Dylan’s eyes meet mine, and something twists in my stomach. Maybe I am a little bit envious. But not of the guy or even the relationship . . . more of the ability to have such a relationship. After a few completely bland liaisons over the years, I’ve decided that I just don’t have that thing in me that lets people fall in love. Nonna says I’m picky. Dad says I’m stubborn. Mom thinks I just need someone who’s as smart as I am.

I say I’m better equipped for ideas than emotions.

I can’t picture myself in a satisfying relationship, period, let alone one that forms and flourishes in a matter of weeks. If I were Dylan, the prospect of all would freak me out.

“I can’t really put it into words,” she says. “At least not ones that don’t sound cliché, but I’m okay with choosing it all with Silas because not to do so feels like I’m wasting time. I don’t know, being with him just feels . . . inevitable. In the best way.
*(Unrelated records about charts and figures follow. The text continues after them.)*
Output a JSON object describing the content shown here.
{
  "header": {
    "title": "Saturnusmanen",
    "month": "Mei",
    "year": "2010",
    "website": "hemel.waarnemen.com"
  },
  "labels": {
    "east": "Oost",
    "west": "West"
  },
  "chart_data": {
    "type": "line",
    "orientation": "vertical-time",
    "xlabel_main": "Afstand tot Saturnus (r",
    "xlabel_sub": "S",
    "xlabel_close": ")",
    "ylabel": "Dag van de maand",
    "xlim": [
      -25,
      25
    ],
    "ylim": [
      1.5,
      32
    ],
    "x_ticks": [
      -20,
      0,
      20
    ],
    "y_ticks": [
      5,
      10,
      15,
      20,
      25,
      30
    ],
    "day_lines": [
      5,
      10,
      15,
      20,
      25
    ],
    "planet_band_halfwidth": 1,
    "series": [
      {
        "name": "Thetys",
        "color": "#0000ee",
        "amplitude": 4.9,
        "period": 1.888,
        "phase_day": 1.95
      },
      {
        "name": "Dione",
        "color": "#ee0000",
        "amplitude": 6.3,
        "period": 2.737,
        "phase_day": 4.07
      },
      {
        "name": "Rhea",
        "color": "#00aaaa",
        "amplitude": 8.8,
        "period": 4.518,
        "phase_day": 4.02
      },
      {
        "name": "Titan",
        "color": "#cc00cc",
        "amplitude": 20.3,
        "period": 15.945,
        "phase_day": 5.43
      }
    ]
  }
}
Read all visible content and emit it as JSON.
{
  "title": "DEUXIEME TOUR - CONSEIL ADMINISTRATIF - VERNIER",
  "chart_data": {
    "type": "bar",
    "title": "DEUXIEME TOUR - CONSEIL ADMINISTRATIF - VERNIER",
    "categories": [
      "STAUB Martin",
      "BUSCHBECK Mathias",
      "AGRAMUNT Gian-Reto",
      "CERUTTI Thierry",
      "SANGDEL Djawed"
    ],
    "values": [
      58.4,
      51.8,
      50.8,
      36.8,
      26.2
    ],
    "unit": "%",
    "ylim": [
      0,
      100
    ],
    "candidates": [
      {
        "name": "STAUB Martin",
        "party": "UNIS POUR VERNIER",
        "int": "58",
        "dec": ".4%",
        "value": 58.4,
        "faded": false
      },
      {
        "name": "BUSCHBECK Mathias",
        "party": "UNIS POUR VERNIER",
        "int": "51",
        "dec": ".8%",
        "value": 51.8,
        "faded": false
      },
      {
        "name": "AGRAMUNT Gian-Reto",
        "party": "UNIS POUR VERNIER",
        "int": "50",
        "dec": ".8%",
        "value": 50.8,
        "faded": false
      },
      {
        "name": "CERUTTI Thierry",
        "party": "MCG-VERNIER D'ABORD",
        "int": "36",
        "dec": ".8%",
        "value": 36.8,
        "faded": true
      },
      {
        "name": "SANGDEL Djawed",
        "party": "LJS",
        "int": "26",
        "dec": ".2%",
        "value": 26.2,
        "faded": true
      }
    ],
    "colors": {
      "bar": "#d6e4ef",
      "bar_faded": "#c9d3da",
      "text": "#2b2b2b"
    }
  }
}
And to slow things down or box them in just doesn’t feel natural, you know?”

I nod my head even though I do not, in fact, know.

“I am sorry, though,” she continues, “about not giving you a heads-up before bringing him over. You stayed so late at the library, and there were a bunch of people at his house, so we came over here for some privacy. We both meant for him to leave, but we fell asleep. I promise I’m not going to turn into one of those roommates who practically moves in their significant other.”